On a sunny Friday in early June, drivers on College Avenue headed toward Newmarket might have wondered at the gathering going on at Chapman’s Landing on the Squamscott River. Master Gardeners Marcy Stanton and Ruth Droscher, alongside Great Bay National Estuarine Research Reserve Stewardship Coordinator Rachel Stevens and Education Coordinator Kelle Loughlin, were leading participants in a workshop on gardening for pollinators.
The event was held at Great Bay’s Community Wildlife Garden, a property that is managed by N.H. Fish and Game as part of the Great Bay National Estuarine Research Reserve. Stevens started the workshop with a tour of the 1.6-acre garden, which she said has been a community effort since its inception: companies and groups such as Timberland, Eversource, and the University of New Hampshire Thompson School of Applied Science have each played a role in bringing it to life. “It’s all very collaborative,” says Stevens.
A wooden structure in the center of the garden is a replica of Thoreau’s home, while the trail leads out to a viewing platform overlooking the water and an osprey nest. Stevens said the Department of Transportation estimates that there are 12,000 car passes a day, but many people don’t even know it is there.
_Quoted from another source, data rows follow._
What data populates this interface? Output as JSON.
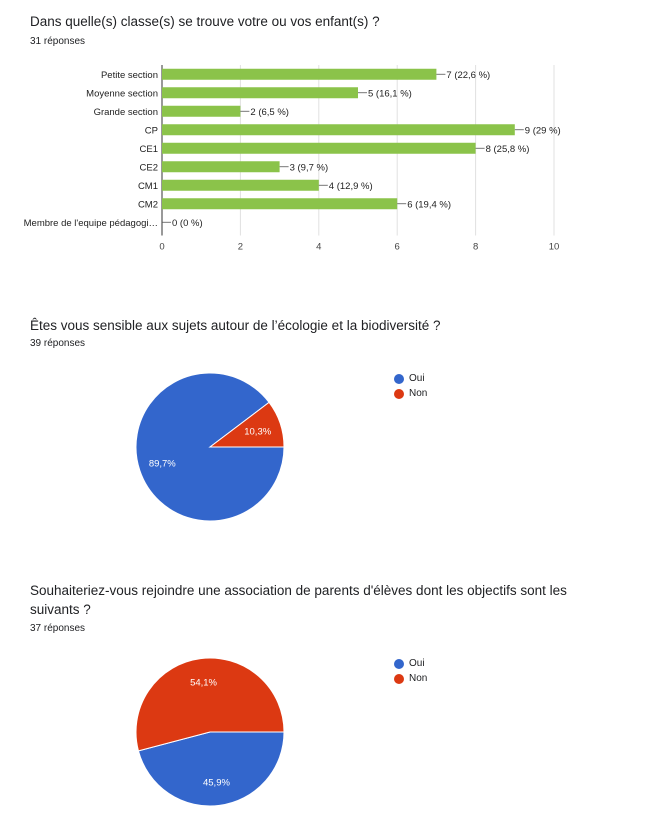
{
  "colors": {
    "bar": "#8bc34a",
    "blue": "#3366cc",
    "red": "#dc3912",
    "grid": "#e0e0e0",
    "axis": "#333333"
  },
  "charts": [
    {
      "title": "Dans quelle(s) classe(s) se trouve votre ou vos enfant(s) ?",
      "responses": "31 réponses"
    },
    {
      "title": "Êtes vous sensible aux sujets autour de l’écologie et la biodiversité  ?",
      "responses": "39 réponses"
    },
    {
      "title": "Souhaiteriez-vous rejoindre une association de parents d'élèves dont les objectifs sont les suivants ?",
      "responses": "37 réponses"
    }
  ],
  "chart_data": [
    {
      "type": "bar",
      "orientation": "horizontal",
      "categories": [
        "Petite section",
        "Moyenne section",
        "Grande section",
        "CP",
        "CE1",
        "CE2",
        "CM1",
        "CM2",
        "Membre de l'equipe pédagogi…"
      ],
      "values": [
        7,
        5,
        2,
        9,
        8,
        3,
        4,
        6,
        0
      ],
      "data_labels": [
        "7 (22,6 %)",
        "5 (16,1 %)",
        "2 (6,5 %)",
        "9 (29 %)",
        "8 (25,8 %)",
        "3 (9,7 %)",
        "4 (12,9 %)",
        "6 (19,4 %)",
        "0 (0 %)"
      ],
      "title": "Dans quelle(s) classe(s) se trouve votre ou vos enfant(s) ?",
      "xlim": [
        0,
        10
      ],
      "xticks": [
        "0",
        "2",
        "4",
        "6",
        "8",
        "10"
      ],
      "grid": true
    },
    {
      "type": "pie",
      "title": "Êtes vous sensible aux sujets autour de l’écologie et la biodiversité  ?",
      "labels": [
        "Oui",
        "Non"
      ],
      "values": [
        89.7,
        10.3
      ],
      "slice_labels": [
        "89,7%",
        "10,3%"
      ],
      "legend": "right"
    },
    {
      "type": "pie",
      "title": "Souhaiteriez-vous rejoindre une association de parents d'élèves dont les objectifs sont les suivants ?",
      "labels": [
        "Oui",
        "Non"
      ],
      "values": [
        45.9,
        54.1
      ],
      "slice_labels": [
        "45,9%",
        "54,1%"
      ],
      "legend": "right"
    }
  ]
}
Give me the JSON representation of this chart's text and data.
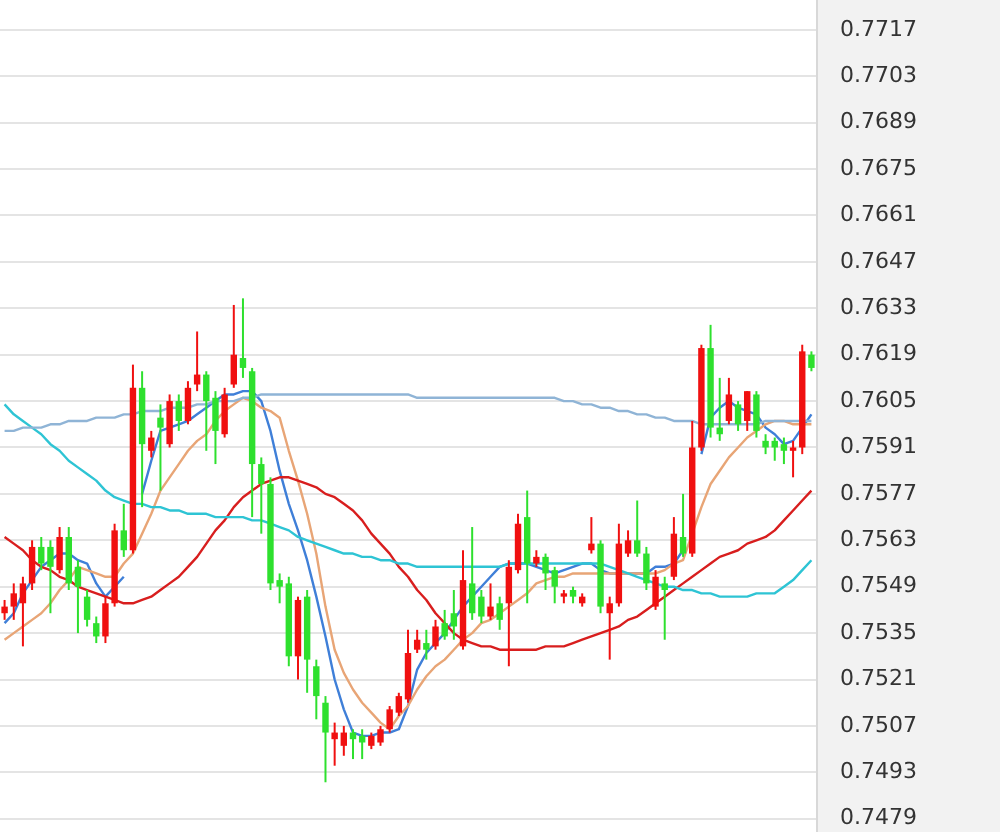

During the three-hour workshop, participants learned the basics of attracting pollinators to their gardens through choosing appropriate species, as well as how to make a water feature for butterflies. They also went home with a collection of perennials to begin their own pollinator gardens and a book on gardening for butterflies and bees.
Loughlin noted that participants are part of something happening nationally around the Reserve System called Conservation Action Education. CAE workshops are intended to teach participants about a particular environmental topic, such as invasive species, climate change, or in this case the importance of pollinators to a heathy ecosystem. Participants are then asked to assist in a hands-on way, and then to go back home and continue using and sharing the skills or knowledge they obtained at the workshops.
The workshop was made possible by funds from the New England Grassroots Environment Fund Grow Grant. “We were thrilled to be able to put on this workshop, and grateful their Grow Grant made it possible,” says Allison Knab, executive director of the non-profit Great Bay Stewards. “This was a wonderful opportunity for members of the community to learn about easy decisions they can make for the health of the environment.”
The Stewards also recently received a donation from The Fabulous Find that will go toward completion of the garden, including signage and a solar water pump.